Das spanische Team, das die Untersuchungen auf Livingston Island und Deception Island durchführte, fand im Süßwasser der beiden Inseln sowie in den umliegenden Küstengewässern Antibiotika, Antidepressiva, Stimulanzien, UV-Filter aus Kosmetika und ein Korrosionsschutzmittel.
Das Forschungsteam hatte dazu Proben an verschiedenen Orten auf und vor den Inseln gesammelt, unter anderem an Forschungsstationen, Forschungscamps und beliebten Touristenorten. Auch in Gebieten ohne menschliche Aktivitäten wurden Proben entnommen und man fand hier ebenfalls Spuren von Chemikalien, was darauf hindeutet, dass die Verschmutzung durch Eis, die Luft oder andere natürliche Prozesse verlagert werden kann.

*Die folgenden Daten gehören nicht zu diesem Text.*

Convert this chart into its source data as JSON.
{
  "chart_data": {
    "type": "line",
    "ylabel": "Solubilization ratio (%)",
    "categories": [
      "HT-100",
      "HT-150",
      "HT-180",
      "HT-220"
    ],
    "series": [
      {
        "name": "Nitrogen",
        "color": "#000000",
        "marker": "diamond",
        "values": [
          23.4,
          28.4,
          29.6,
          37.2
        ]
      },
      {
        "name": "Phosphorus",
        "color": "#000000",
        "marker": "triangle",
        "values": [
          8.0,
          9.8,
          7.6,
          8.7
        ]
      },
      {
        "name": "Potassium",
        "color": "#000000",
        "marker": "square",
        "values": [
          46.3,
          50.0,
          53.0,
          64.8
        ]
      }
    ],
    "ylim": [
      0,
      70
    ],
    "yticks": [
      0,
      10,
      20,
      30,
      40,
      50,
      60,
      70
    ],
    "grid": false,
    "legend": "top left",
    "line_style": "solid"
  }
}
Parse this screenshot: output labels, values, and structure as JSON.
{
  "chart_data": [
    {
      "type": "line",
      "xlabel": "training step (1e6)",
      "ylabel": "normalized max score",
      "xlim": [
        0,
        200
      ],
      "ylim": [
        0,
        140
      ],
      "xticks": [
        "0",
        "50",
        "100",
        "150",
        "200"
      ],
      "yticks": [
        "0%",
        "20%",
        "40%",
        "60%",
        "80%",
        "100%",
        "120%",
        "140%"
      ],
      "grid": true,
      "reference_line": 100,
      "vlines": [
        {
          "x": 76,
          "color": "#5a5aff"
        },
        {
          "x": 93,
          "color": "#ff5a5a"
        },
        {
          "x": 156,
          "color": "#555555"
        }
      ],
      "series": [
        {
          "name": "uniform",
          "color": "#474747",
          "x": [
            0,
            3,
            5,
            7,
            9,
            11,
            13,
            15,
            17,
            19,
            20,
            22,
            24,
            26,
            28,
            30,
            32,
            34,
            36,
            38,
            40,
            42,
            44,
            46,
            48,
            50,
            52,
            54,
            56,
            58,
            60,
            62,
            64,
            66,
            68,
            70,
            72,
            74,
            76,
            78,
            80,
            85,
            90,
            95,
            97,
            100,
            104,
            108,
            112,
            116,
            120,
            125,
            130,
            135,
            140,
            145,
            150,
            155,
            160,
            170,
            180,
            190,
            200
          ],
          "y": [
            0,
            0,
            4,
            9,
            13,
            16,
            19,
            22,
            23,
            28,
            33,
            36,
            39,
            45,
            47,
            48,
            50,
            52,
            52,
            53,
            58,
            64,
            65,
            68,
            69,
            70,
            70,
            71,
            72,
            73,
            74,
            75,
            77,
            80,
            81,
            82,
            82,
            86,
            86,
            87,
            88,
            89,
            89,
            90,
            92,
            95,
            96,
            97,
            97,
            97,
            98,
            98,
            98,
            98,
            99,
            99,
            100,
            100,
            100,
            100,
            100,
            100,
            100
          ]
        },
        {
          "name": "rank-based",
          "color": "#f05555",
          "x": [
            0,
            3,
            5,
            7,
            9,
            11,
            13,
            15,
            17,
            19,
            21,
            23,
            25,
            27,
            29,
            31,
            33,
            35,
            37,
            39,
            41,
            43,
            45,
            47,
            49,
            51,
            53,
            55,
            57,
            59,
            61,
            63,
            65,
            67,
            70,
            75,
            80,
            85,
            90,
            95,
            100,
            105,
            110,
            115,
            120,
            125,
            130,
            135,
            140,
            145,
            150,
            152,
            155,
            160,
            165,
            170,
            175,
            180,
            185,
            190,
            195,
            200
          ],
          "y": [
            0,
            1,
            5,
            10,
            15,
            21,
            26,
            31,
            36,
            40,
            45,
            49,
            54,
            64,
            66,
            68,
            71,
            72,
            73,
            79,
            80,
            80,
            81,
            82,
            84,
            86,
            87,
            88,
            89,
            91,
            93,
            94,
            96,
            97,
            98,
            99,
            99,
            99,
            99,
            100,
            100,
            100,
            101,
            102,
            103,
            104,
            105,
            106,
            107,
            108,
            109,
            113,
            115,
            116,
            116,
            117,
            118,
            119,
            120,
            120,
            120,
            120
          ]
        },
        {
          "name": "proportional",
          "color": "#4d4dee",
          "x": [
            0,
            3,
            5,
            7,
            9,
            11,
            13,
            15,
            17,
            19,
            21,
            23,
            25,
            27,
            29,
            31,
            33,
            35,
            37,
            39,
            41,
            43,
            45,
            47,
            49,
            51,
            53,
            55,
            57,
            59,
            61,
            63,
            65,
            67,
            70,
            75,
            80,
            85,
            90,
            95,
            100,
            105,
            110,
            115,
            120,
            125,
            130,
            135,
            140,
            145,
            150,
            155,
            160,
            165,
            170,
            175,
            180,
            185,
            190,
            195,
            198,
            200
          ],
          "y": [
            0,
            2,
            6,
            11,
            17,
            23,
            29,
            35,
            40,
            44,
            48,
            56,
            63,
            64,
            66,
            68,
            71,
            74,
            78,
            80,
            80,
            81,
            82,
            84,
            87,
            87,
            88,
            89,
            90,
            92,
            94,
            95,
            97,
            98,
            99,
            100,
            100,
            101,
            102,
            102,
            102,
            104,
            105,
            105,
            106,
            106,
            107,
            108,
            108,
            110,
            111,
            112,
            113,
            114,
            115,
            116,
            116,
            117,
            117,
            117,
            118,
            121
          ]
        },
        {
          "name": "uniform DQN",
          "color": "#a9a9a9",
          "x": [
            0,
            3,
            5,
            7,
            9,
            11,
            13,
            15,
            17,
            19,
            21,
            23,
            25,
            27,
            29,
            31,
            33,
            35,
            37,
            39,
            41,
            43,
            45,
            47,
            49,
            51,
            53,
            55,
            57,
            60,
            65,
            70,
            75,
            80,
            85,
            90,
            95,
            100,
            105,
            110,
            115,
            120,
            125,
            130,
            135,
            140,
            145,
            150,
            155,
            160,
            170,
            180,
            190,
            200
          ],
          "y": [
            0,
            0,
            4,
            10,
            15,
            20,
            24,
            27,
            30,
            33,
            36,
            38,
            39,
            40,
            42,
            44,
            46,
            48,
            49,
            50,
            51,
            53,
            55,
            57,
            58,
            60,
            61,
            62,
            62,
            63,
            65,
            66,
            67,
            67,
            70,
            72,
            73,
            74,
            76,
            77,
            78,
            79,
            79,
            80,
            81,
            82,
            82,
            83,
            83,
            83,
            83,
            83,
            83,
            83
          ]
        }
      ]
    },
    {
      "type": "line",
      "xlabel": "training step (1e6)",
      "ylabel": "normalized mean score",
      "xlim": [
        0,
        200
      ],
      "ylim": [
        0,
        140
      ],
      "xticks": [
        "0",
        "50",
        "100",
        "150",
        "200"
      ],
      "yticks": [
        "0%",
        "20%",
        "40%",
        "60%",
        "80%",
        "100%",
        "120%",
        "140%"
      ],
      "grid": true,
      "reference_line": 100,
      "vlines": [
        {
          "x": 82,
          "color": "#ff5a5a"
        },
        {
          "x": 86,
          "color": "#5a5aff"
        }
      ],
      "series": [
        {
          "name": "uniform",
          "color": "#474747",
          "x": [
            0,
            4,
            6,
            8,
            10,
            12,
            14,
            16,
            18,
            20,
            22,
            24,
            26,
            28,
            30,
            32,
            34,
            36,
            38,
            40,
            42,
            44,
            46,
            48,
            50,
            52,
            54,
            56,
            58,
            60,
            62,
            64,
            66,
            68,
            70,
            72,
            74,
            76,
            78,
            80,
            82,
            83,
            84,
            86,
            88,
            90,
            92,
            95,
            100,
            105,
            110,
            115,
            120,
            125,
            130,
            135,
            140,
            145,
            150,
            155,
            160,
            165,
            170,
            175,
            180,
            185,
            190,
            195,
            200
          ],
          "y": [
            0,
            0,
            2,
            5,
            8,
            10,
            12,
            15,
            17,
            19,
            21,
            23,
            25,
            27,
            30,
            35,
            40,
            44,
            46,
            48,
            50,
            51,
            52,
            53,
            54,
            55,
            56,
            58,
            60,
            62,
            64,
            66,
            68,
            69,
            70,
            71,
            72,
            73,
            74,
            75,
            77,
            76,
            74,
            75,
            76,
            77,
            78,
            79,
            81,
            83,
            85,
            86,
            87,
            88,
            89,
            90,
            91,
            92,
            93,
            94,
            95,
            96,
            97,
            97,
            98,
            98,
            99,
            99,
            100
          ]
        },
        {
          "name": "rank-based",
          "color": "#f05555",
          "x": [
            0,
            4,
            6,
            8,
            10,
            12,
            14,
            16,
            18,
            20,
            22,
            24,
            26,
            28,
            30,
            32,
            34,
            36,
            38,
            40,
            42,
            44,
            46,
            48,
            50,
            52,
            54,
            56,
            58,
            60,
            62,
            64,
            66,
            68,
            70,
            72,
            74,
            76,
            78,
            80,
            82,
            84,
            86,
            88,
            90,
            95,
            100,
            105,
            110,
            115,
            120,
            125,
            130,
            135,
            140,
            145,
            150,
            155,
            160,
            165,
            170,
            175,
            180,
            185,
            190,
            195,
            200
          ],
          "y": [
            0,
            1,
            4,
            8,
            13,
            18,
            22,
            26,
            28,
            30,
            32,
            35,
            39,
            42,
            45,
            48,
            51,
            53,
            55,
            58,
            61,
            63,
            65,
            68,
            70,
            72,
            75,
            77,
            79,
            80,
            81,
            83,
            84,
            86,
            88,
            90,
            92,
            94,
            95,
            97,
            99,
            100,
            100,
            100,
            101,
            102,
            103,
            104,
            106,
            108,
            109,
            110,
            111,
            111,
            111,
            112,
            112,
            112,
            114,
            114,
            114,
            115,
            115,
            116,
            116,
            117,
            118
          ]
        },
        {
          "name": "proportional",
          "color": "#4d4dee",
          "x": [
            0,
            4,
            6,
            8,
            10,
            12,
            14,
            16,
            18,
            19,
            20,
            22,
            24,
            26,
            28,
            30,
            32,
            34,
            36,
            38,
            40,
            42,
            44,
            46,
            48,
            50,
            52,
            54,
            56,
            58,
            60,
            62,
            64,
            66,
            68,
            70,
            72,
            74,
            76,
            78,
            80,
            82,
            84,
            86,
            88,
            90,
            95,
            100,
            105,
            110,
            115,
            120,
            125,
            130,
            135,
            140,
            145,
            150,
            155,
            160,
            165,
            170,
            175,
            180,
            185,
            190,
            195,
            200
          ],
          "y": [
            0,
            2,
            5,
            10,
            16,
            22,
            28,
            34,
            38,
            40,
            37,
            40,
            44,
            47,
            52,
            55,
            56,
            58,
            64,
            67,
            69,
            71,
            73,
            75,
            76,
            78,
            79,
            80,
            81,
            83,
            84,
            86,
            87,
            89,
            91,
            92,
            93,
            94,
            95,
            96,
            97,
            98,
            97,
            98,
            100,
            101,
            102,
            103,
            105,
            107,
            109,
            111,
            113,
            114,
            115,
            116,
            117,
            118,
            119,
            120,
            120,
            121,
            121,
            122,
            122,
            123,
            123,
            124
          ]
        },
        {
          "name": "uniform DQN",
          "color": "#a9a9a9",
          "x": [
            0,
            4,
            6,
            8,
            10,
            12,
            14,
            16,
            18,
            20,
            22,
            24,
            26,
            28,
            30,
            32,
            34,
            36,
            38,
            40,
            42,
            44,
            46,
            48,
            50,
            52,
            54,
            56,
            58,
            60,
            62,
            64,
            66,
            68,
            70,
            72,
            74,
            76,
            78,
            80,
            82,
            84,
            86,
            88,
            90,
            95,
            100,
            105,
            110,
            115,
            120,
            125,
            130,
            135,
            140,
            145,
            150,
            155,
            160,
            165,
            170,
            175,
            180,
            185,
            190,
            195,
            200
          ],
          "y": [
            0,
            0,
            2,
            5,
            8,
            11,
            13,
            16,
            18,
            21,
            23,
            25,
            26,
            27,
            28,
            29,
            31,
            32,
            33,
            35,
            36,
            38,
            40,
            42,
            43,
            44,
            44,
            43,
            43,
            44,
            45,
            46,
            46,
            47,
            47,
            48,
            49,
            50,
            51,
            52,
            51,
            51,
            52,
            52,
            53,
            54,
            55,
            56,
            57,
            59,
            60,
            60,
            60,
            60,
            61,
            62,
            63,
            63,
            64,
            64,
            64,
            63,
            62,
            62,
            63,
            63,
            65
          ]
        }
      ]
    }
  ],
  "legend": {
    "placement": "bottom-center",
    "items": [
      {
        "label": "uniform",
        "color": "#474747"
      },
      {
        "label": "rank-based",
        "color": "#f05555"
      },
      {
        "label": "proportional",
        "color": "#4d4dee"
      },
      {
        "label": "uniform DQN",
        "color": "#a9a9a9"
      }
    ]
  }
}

Die in der Studie identifizierten besonders besorgniserregenden Substanzen sind Citalopram (ein Antidepressivum), Clarithromycin (ein Antibiotikum), Nikotin (ein Stimulans, das auch ein tödliches Nervengift ist), Venlafaxin (ein weiteres Antidepressivum) und Hydrochlorothiazid (ein Diuretikum), so Cristina Postigo, Umweltchemikerin an der Universität Granada und Hauptautorin der Studie, die in der Zeitschrift Journal of Hazardous Materials erschien.
Alle diese Stoffe werden als besonders bedenkliche Schadstoffe (CEC) eingestuft. Im Gegensatz zu den persistenten organischen Schadstoffen werden CEC erst seit den 1990er Jahren untersucht. Einige dieser Chemikalien sind in der Umwelt extrem langlebig und hochgiftig für Tiere und Pflanzen.
Die vorläufige Risikobewertung für Organismen zeigt, dass die Höhe der Konzentrationen nur ein geringes oder mäßiges Risiko darstellt. Allerdings haben die Autoren nur nach zwölf Schadstoffen gesucht, während andere Schadstoffe, von denen bekannt ist, dass sie in aquatischen Lebensräumen der Antarktis vorkommen, nicht berücksichtigt wurden. Außerdem weist die Studie darauf hin, dass das verwendete Risikobewertungsmodell die Schadstoffe nur einzeln analysiert und mögliche Wechselwirkungen beim gleichzeitigen Auftreten mehrerer Chemikalien vernachlässigt hat.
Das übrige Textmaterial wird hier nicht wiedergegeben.